Fortunately, a great deal of the humour, the references, the contemporary anecdotes, did not require this Drag Race backstory and the more outrageous they were, Jews, paedophiles, child murderers, Madeline McCann, the more the audience lapped it up. It will ruin the show for others who have not heard the jokes and sketches, but they were as unsound and un-PC as you would expect. Some were rather long and laboured, such as the Anne Frank stage show, but most of the intentionally tasteless jokes were old school shock them into gasping variety.
The context for the show is how she survived lockdown, banter with audience members about what they did, and then a running line about lots of people dying which was carried through into other contexts such as the Jewish and even abortion routines.
It is also part of drag queen culture to insult your audience and why people enjoy being humiliated is beyond me, but indeed they do. Particular targets are lesbians, fat people, especially fat lesbians, and so on with everyone referred to as bitch and a certain four-letter word used so often it lost any shock value.
So much of the humour would be totally unacceptable if coming from the mouth of a non-drag queen (just look at the faux outrage at Jimmy Carr’s gypsy holocaust joke) and some of it is both trite and obvious – but the audience lapped it up so, hey, who’s not laughing?
The audience Q&A at the end of the show ultimately took the form of answering questions from people who had paid to go to a pre-show VIP meet event. They ranged from oddly dreary questions, an awkward one about choosing between two men in a relationship, to a kill, shag, marry one which seemed to perhaps require some thinking time (and lots of glugs of wine) before a not very funny but quite clever answer one that pleased the audience.
The evening’s “warm up” Myra DuBois was a totally different style of drag performer and possibly more my old school variety from the days of people like Regina Fong and, of course, early Lily Savage, and (as Del Rio commented) even Dame Edna on a more outrageous day. Guess, what? I had never seen the artist and did not even know she had been on Britain’s Got Talent.
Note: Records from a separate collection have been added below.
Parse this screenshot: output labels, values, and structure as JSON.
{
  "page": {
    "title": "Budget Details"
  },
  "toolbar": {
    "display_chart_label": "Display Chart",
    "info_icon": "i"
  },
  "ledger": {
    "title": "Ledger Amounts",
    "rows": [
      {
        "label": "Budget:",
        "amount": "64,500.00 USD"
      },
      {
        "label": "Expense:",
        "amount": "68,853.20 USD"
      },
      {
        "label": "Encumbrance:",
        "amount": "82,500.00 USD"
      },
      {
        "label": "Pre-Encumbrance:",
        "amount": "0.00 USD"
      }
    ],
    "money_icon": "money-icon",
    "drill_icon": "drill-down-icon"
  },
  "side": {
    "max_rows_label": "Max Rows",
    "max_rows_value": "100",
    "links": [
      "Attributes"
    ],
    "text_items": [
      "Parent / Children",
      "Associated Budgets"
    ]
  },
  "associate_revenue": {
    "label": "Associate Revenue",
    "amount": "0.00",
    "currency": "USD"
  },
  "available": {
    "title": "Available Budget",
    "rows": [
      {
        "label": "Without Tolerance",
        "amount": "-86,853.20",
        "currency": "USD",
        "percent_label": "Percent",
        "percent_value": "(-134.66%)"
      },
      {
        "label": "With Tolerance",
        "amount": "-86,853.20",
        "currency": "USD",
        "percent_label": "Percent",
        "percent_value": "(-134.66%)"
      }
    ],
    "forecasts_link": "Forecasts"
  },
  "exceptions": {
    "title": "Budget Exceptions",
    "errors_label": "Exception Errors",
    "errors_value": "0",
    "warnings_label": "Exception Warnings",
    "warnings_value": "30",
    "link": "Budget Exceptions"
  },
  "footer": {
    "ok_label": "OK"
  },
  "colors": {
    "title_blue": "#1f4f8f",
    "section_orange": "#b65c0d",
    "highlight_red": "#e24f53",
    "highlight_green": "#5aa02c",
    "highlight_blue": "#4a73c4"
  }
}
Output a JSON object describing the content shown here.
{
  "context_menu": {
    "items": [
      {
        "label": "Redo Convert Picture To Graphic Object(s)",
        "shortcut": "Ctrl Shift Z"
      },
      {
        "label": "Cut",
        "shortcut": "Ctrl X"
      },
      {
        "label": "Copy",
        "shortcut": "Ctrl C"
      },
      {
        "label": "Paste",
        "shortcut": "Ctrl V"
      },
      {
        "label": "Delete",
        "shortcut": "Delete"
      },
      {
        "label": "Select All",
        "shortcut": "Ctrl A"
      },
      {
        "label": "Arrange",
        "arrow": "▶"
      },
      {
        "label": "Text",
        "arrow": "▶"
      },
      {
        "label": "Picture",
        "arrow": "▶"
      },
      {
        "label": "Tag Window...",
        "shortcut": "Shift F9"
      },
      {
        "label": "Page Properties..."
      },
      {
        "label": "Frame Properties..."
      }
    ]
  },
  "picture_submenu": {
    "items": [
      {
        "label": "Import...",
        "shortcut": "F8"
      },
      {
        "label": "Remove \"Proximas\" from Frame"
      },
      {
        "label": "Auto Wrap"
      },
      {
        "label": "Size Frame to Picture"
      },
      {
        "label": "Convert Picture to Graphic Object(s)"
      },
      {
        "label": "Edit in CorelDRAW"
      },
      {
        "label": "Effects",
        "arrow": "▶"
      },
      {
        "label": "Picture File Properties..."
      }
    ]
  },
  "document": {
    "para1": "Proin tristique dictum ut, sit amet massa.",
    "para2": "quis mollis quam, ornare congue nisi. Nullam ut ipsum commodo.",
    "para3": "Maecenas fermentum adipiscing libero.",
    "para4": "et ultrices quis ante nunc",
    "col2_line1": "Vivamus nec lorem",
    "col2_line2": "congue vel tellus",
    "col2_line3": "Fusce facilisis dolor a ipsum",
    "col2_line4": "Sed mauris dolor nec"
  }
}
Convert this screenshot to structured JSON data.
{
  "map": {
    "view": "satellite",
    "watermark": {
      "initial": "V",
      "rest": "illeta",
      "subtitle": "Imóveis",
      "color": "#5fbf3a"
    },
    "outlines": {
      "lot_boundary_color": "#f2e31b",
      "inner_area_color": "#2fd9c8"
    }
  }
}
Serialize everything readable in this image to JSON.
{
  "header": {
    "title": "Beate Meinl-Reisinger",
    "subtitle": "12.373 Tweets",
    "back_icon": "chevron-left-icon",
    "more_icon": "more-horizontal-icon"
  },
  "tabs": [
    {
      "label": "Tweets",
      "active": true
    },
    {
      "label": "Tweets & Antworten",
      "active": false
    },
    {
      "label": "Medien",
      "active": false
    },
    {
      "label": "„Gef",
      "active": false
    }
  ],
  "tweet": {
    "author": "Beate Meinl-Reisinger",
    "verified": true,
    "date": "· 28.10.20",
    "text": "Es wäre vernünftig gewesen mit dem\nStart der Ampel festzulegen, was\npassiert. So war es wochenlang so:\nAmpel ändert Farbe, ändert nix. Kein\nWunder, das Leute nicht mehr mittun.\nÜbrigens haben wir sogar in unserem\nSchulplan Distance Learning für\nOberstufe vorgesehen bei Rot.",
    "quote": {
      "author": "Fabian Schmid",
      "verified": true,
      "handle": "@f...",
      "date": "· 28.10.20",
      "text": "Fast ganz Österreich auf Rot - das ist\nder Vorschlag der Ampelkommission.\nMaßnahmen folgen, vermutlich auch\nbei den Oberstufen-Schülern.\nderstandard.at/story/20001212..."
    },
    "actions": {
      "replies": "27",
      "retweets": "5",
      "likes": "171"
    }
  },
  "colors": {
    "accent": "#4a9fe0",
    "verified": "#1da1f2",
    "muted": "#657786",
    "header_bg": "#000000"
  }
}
The Yorkshire-born drag queen is full of charm and struck up an instant relationship with the audience, with lots of chat, interaction, coming down to meet the punters and also delighting them with plenty of insults at individuals’ expense. Her singing gimmick is genuinely hilarious, which was in her Britain’s Got Talent act audition and the semi final duet with Amanda Holden. Having now watched some clips of BGT I see that the live routine includes some of the same material but the audience loved it all anyway.
So, two very different performers, rooted in the traditions of drag and working surprisingly well in a large concert venue like St David’s Hall and for we old timers bringing back happy memories of the days of just standing in pubs like the Black Cap in Camden, the Royal Vauxhall Tavern (presumably when David Walliams graced the place according to his BGT comments) or a gay pride marquee and having a disgracefully fun time.
And, by the way, there were drag queens in the front rows – although not in their working garb. Bianca is so right.